Une situation que craint la présidente de Convergence Infirmière qui a déjà noté l’apparition de «déserts infirmiers» dans certaines régions, comme aux confins de la Drôme et des Hautes-Alpes où les habitants de quatre communes doivent eux-mêmes s’administrer des soins. Une situation que les présidents dans deux principaux syndicats des infirmiers libéraux déplorent.
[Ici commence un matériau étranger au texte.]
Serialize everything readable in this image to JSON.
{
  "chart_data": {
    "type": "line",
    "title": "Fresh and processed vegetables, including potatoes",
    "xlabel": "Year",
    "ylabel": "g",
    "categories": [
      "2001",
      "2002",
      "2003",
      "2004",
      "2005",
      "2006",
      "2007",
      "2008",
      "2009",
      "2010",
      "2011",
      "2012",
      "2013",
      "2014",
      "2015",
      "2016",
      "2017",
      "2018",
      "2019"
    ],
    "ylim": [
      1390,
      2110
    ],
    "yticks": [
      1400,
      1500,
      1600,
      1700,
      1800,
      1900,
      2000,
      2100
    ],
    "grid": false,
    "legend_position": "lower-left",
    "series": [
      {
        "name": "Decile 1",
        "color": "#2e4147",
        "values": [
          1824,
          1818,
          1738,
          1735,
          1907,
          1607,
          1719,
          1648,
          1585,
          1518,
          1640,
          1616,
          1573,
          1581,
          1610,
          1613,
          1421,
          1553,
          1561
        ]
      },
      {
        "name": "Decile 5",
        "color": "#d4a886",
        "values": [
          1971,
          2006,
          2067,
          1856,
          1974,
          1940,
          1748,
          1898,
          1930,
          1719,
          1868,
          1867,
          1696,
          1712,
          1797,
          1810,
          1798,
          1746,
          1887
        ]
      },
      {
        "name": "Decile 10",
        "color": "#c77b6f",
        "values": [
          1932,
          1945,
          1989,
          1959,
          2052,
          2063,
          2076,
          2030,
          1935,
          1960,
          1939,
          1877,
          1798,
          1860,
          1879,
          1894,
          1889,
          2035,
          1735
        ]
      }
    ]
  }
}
Bien que la Fédération Nationale des Infirmiers (FNI) et le Syndicat national des infirmières et infirmiers libéraux (Sniil) ne soutiennent pas la forme que prennent les manifestations des infirmiers, ils cherchent à placer le gouvernement devant ses contradictions. «Le gouvernement nous vend une stratégie nationale de santé dont le soin à domicile serait le socle, soupire Daniel Guillerm, président du syndicat majoritaire de la FNI. Et à côté de ça, seuls les médecins sont augmentés. Ce n’est pas comme cela que les patients vont rester chez eux.»

Si le récent bras de fer entre les médecins et l’Assurance Maladie permet aux infirmiers en colères d’espérer une réouverture des négociations, il inquiète le président de la FNI qui craint de voir «l’enveloppe santé du pays» inéquitablement répartie entre les professions de santé. Dans le même ton, John Pinte, président du Sniil déplore la vision médicalo-centrée de la santé en France : «Notre système de santé fonctionne grâce à un ensemble de professionnels de santé. C’est l’ensemble de ce système qu’il faut reprendre, pas seulement et que c’est l’ensemble qu’il faut reprendre et pas se concentrer uniquement sur les médecins et les hôpitaux.»

«Pendant le Covid, le gouvernement n’a pas manqué de rappeler à quel point nous étions importants», ironise Gaëlle Cannat. Elle assume pleinement la filiation du mouvement des infirmiers avec la mobilisation des agriculteurs. «Sur les routes, les agriculteurs ont réussi à faire entendre leurs revendications très vite, alors nous aussi.»